Basra, the first Emir of LeJ, was killed in a police encounter in 2002. He was succeeded by Malik Ishaq, who was also killed, along with Ghulam Rasool Shah, in an encounter in Muzaffargarh in 2015. LeJ was banned by Pakistan in August 2001. The LeJ remains active, and has been designated as a terrorist organization by Australia, Canada, India, Pakistan, Russia, United Kingdom, United States and the United Nations.
Formation
Basra, along with Akram Lahori and Malik Ishaq, separated from Sipah-e-Sahaba and formed Lashkar-e-Jhangvi in 1996. The newly formed group took its name from Sunni cleric Haq Nawaz Jhangvi who led anti-Shia violence in the 1980s, one of the founders of the Sipah-e-Sahaba Pakistan(SSP). LJ's founders believed that the SSP had strayed from Jhangvi's ideals. Jhangvi was killed in an attack by Shia militants in 1990. Malik Ishaq, the operational chief of LJ, was released after 14 years by the Supreme Court of Pakistan on 14 July 2011, after the Court dropped 34 of the 44 charges against him, involving the killing of around 100 people, and granted him bail in the remaining 10 cases due to lack of evidence. In 2013, Ishaq was arrested at his home in Rahim Yar Khan of the Punjab province.
Activities
LJ initially directed most of its attacks against the Pakistani Shia Muslim community. It also claimed responsibility for the 1997 killing of four U.S. oil workers in Karachi. Lashkar-e-Jhangvi attempted to assassinate Pakistani Prime Minister Nawaz Sharif (a Sunni) in 1999. Basra himself was killed in 2002 when an attack he was leading on a Shia settlement near Multan failed. Basra was killed due to the cross-fire between his group and police assisted by armed local Shia residents.
Affiliations
LJ has ties to the Taliban, the Islamic Movement of Uzbekistan (IMU), Sipah-e-Sahaba (SSP), Ahle Sunnat Waljamaat (ASWJ) Harkat-ul-Mujahideen (HuM), Jaish-e-Mohammed (JeM), al-Qaeda, and Jundallah. In addition to receiving sanctuary from the Taliban in Afghanistan for their activity in Pakistan, Pakistani government investigations in 2002 revealed that LJ fighters also fought alongside the Taliban against the Afghan Northern Alliance. The Pakistan Interior Minister, speaking of LeJ members, stated: "They have been sleeping and eating together, receiving training together, and fighting against the Northern Alliance together in Afghanistan." The investigation also found that Al Qaeda has been involved with training of LJ.

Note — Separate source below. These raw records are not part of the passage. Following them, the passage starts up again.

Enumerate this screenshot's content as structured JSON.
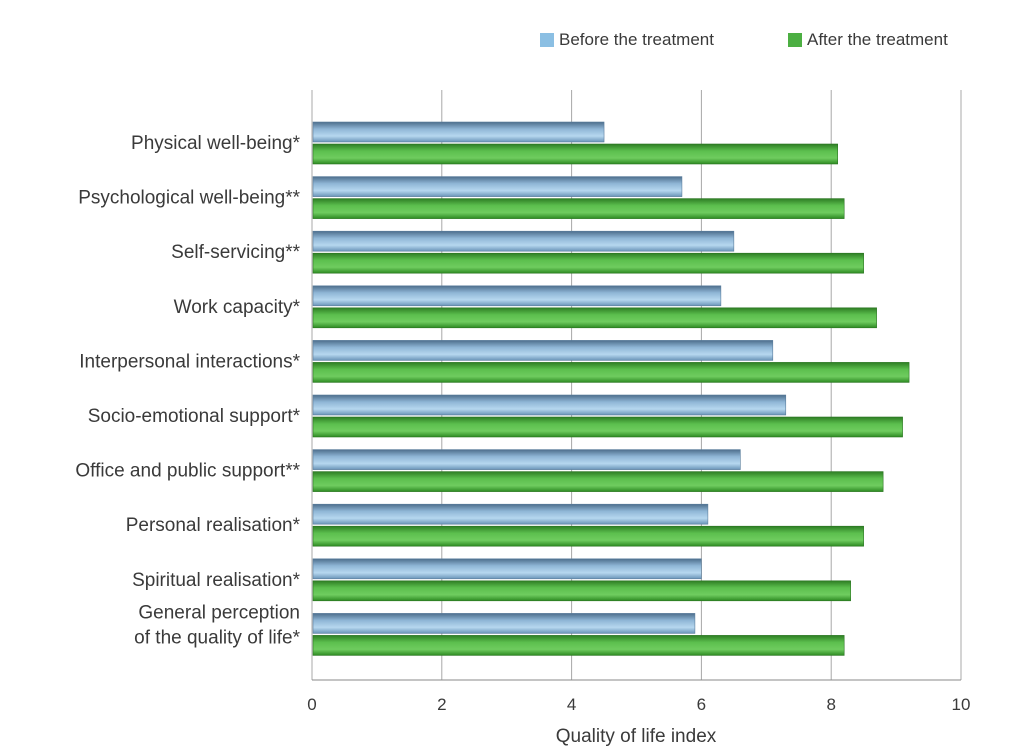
{
  "chart_data": {
    "type": "bar",
    "orientation": "horizontal",
    "categories": [
      [
        "Physical well-being*"
      ],
      [
        "Psychological well-being**"
      ],
      [
        "Self-servicing**"
      ],
      [
        "Work capacity*"
      ],
      [
        "Interpersonal interactions*"
      ],
      [
        "Socio-emotional support*"
      ],
      [
        "Office and public support**"
      ],
      [
        "Personal realisation*"
      ],
      [
        "Spiritual realisation*"
      ],
      [
        "General perception",
        "of the quality of life*"
      ]
    ],
    "series": [
      {
        "name": "Before the treatment",
        "color": "#8bbfe3",
        "values": [
          4.5,
          5.7,
          6.5,
          6.3,
          7.1,
          7.3,
          6.6,
          6.1,
          6.0,
          5.9
        ]
      },
      {
        "name": "After the treatment",
        "color": "#4caf42",
        "values": [
          8.1,
          8.2,
          8.5,
          8.7,
          9.2,
          9.1,
          8.8,
          8.5,
          8.3,
          8.2
        ]
      }
    ],
    "xlabel": "Quality of life index",
    "xlim": [
      0,
      10
    ],
    "xticks": [
      0,
      2,
      4,
      6,
      8,
      10
    ],
    "grid": "vertical",
    "legend_position": "top-right"
  }
}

Upon the death of Riaz Basra in May 2002, correspondence between al-Qaeda and LJ seems to have stopped. Basra communicated to al-Qaeda commanders through Harkat ul-Ansar.
Designation as a terrorist organization
The Government of Pakistan designated the LJ a terrorist organization in August 2001, and the U.S. classified it as a Foreign Terrorist Organization under U.S. law in January 2003. As a result, its finances are blocked worldwide by the U.S government.